Tuesday, December 15, 2009
Gay is the New Black
Few weeks ago I went to join the 1st model and fashion congress in Festival Mall, Alabang for a go-see.
After registration, you had to pose for the different agencies and if they liked you they would get your stats and contact info and they would also take pictures of you for their compilation.
Aspiring models would also need to show their walk for a particular brand for the fashion walk-off the following day.
They had to find tall ramp models for Wedding gowns. Yah, you read it right WEDDING GOWNS. The idea of walking in wedding makes me laugh. But since I was there already, I decided to take the opportunity. So I imagine wedding gown and hit the runway, walk a lil bit slowly, booty out, smiling with the eyes.
They needed additional 10 models, We were like more than 20 hopefuls that day. After announcing the number of the first seven selected models (which didn’t include me) they had to pause and they were like comteplating about the next 3 models. There was a few minutes of discussion and then I saw one of the panel excused herself to call someone from her cellphone. After few minutes, she put an OK sign in the air. And they announced “191” my number! It was a enlivening. Yes I idid it! I made it.
They got all our informaion and contact number. We were told about the talent fee. And we were advised to wait for an hour for the fitting. I was very excited. I already imagining myself in very pristine wedding gown.
After an hour, we were instructed go back on stage but suddenly the director called my attention and said “191, I have some bad news. Im sorry we don’t want to dishearten you, but the client called back, and they decided not to hire you for the job. We like your walk and we belive in you and its happenning today. I know it might disappoint you.”
I just said “I understand completely. I hope you will still give me another chance.”
Marex (I asked his name) said: definitely “we have your number naman, so definitely there will be another chance.”
I walked away from what ithought would be a defining moment and went home.

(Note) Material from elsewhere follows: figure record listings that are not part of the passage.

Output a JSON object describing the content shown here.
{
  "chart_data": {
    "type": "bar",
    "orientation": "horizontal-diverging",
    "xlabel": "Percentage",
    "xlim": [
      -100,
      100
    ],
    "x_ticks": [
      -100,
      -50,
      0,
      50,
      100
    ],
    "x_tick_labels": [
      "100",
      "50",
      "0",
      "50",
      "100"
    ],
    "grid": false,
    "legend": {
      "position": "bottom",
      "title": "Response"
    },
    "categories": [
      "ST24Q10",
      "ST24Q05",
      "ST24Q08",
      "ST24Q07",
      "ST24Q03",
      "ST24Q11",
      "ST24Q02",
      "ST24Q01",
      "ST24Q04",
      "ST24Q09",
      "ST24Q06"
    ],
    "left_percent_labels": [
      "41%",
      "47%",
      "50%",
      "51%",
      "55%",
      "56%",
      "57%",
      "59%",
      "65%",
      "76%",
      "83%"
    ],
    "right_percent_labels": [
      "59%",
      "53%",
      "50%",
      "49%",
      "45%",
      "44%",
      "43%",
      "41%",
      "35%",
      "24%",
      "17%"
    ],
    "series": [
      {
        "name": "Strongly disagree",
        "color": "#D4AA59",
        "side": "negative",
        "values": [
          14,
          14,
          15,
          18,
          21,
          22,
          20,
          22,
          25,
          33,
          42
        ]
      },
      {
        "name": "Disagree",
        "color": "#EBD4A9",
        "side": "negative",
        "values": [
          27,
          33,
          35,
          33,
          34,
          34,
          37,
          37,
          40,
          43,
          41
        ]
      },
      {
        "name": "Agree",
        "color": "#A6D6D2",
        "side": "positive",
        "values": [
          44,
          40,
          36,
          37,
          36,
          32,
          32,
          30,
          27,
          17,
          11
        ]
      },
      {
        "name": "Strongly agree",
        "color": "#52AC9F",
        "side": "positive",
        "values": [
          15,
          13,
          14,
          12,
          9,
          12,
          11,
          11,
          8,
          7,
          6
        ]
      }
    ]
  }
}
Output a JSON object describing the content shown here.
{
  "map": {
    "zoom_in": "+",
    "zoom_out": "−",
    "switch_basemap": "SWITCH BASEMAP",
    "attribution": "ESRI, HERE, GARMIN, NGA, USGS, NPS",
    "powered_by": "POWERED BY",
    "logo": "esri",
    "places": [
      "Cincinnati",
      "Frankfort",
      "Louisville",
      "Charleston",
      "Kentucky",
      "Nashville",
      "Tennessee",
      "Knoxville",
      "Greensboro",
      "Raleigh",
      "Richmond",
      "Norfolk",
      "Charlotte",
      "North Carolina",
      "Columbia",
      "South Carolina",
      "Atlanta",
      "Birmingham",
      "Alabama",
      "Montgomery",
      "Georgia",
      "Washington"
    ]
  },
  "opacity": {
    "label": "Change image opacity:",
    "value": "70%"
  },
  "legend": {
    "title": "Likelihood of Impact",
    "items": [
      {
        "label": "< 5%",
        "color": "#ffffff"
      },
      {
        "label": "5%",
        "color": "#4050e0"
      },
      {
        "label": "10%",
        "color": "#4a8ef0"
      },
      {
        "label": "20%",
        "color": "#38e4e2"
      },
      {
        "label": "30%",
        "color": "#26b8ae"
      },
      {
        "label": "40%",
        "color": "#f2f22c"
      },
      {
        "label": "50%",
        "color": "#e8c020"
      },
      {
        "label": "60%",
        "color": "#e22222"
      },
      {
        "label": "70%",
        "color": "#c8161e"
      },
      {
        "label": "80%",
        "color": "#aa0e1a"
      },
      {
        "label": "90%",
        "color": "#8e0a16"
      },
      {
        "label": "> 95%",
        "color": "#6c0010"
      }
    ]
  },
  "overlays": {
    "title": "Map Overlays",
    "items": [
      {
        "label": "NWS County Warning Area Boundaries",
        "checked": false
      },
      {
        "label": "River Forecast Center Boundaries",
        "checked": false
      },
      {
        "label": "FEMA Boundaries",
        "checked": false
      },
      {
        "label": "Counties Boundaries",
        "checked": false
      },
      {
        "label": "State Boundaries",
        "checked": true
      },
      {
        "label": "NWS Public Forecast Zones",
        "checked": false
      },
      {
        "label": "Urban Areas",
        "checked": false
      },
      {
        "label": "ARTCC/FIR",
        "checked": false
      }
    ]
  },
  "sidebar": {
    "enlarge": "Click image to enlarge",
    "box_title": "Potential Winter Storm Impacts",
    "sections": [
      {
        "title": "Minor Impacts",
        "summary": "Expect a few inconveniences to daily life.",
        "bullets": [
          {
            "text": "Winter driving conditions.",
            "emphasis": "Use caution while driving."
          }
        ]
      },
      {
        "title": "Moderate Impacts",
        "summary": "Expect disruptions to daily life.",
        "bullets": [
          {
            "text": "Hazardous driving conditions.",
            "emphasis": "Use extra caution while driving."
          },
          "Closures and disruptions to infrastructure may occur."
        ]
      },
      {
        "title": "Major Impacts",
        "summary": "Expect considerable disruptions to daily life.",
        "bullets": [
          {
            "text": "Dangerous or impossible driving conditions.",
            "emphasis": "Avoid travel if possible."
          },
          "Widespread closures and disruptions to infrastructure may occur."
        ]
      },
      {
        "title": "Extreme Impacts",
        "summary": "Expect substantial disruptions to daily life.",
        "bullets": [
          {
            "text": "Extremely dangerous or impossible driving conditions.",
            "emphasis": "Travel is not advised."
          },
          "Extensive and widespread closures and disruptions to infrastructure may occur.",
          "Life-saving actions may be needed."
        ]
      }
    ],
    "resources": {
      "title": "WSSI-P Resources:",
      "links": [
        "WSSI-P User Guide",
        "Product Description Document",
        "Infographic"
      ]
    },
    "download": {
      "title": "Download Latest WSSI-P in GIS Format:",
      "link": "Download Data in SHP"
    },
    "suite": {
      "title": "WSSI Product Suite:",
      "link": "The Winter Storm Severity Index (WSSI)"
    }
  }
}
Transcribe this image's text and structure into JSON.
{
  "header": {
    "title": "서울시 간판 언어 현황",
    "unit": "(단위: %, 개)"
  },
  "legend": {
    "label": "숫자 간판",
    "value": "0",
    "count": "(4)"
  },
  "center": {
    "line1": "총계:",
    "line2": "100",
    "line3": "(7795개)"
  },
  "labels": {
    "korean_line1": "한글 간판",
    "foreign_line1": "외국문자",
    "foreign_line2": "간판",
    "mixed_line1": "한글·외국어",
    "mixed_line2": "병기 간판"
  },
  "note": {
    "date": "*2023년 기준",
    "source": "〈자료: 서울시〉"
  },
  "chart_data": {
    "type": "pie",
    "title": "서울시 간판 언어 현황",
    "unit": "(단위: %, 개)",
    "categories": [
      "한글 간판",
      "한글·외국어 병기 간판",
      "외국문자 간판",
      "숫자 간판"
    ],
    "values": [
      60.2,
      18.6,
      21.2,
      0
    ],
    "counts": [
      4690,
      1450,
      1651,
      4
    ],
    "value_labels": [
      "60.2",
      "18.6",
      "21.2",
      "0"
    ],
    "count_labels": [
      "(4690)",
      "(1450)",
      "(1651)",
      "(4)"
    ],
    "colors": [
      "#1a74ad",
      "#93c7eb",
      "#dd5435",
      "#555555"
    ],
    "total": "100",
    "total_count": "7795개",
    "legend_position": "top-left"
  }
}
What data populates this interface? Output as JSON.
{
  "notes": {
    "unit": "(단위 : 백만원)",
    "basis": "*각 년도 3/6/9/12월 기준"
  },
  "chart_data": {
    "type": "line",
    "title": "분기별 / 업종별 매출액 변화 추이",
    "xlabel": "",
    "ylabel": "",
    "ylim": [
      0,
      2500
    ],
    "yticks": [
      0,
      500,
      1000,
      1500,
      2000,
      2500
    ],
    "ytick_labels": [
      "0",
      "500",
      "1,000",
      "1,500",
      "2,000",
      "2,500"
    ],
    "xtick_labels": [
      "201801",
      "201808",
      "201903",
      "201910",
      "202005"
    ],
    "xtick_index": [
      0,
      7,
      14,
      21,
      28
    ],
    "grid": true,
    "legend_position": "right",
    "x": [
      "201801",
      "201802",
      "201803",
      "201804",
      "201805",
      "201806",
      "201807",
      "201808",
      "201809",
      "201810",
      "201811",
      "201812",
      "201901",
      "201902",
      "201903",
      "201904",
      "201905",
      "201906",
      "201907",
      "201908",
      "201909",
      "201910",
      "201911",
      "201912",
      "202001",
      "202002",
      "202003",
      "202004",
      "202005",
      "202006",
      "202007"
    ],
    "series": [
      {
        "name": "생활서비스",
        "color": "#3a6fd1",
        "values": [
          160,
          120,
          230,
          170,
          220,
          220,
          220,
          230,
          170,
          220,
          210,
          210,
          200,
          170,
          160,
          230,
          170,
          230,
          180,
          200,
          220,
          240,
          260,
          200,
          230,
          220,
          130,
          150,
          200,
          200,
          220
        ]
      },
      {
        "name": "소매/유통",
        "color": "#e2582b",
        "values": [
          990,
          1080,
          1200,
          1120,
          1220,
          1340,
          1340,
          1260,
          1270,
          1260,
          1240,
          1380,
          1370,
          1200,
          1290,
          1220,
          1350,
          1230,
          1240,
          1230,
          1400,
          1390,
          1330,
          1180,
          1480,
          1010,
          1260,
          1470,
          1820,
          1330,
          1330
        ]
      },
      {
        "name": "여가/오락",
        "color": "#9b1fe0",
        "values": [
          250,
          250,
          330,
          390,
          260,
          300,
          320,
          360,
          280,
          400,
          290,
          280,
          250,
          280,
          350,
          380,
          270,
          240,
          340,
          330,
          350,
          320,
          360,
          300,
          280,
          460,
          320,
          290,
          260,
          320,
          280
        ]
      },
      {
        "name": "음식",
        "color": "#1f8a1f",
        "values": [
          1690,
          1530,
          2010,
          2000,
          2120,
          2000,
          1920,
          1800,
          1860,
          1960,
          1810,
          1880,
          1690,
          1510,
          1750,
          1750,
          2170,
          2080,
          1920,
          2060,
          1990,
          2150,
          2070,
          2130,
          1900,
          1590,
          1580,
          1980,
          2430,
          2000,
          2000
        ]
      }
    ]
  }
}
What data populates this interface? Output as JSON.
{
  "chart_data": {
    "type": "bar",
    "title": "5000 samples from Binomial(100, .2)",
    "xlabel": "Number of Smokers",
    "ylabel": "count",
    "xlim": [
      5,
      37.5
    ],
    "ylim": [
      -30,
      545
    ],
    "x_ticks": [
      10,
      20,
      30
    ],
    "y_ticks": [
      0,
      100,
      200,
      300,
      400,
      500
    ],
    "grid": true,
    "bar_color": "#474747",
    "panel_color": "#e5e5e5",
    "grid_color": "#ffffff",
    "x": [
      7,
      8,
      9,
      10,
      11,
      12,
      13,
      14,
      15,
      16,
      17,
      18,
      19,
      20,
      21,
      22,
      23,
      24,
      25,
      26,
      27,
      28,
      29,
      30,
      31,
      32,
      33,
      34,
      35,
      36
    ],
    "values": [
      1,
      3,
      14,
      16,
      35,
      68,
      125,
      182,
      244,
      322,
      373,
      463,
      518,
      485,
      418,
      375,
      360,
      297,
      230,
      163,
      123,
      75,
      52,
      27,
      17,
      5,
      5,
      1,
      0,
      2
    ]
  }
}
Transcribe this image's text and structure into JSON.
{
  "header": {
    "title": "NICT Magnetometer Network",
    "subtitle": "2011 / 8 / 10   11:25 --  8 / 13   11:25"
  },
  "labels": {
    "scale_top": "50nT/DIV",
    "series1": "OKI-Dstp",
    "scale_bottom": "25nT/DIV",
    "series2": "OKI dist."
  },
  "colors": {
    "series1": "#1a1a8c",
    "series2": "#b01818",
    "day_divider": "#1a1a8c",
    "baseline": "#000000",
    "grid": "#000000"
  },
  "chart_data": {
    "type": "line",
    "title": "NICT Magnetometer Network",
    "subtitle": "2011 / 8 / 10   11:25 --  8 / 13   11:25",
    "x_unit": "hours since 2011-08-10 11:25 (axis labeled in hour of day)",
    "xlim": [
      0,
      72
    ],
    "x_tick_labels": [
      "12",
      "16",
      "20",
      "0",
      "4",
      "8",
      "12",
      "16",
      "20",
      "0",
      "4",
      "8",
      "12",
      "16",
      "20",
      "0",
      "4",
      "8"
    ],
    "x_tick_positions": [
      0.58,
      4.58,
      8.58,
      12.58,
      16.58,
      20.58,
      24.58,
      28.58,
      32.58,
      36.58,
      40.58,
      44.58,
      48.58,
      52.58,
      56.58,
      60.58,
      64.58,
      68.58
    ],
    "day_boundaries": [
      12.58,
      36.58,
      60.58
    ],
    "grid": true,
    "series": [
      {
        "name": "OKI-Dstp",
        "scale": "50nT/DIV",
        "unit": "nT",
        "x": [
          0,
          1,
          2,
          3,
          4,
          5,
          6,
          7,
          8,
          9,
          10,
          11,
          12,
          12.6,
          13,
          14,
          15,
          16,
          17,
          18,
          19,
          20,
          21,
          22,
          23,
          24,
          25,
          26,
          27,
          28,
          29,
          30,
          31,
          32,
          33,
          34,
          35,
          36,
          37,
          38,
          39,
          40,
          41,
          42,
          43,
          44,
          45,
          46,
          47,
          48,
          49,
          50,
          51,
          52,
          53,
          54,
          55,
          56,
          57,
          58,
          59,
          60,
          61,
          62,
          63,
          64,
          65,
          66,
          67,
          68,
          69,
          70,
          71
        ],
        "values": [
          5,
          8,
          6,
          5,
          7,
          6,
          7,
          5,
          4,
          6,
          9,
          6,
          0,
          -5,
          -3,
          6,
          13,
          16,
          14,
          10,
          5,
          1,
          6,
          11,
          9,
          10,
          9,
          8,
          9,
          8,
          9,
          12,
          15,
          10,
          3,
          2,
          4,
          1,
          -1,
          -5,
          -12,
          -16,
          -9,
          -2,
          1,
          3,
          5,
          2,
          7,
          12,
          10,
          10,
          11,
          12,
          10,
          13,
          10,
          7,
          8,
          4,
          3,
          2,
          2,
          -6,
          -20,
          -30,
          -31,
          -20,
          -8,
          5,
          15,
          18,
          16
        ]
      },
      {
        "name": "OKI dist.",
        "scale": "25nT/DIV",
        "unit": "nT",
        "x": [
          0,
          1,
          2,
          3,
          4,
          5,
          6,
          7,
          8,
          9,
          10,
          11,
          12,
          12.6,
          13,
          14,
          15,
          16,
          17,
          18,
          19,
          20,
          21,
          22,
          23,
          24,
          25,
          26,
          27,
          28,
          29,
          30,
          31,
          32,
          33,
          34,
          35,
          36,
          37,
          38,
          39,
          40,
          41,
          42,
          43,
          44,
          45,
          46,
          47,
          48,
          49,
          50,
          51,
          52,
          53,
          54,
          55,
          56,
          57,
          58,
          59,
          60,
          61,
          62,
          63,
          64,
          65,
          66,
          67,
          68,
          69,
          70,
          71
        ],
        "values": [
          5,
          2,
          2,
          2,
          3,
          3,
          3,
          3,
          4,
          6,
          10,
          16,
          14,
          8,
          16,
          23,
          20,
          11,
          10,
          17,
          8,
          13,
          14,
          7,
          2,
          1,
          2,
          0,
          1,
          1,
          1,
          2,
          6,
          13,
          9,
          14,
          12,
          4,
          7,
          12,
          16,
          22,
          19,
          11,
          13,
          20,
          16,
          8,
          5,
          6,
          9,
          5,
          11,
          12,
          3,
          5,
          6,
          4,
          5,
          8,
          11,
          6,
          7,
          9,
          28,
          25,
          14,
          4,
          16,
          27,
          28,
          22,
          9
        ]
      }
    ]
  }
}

On my way home, I couldn’t help but ponder about why do I keep on doing this to myself. This is not the first time that a door was slammed into my face because of what I am and what I decided to embrace and live in.. Am I some kind of a masochist to endure all of that? Then, I remembered Tyra Banks utter on her show. GAY is the new BLACK, which I totally agree with. When she was starting in this industry, it was not easy for her to breakthrough. She always says that there doors slammed into her face, but there are windows, a back door, a cellar, a rooftop, a chimnney. Its not only through the front door that we can get in. And that is what I’m feeling about this endevour and her words is what I am holding on to. (with that I know my friend Alex will understand why I still love Tyra no matter what).
Yes there are obstacles, but should I let it stop me to do what I want to do? To fulfill what I feel I am bound to fulfill.
It took me blood, sweat and tears to shrink myself from size 5 to size 2. And to clear my skin from all the acne, just so I can have the confidence to show my talent and muster all my nerves to strut my pose,and do the catwalk. Should I let all my efforts be put into waist? Should I just accept that Gays(Transgender) can never grace the runway, billboards,and magazines especially here in the Philippines and they are just workers in the background never in the spotlight?
I’m not getting any younger. Tell me the answers.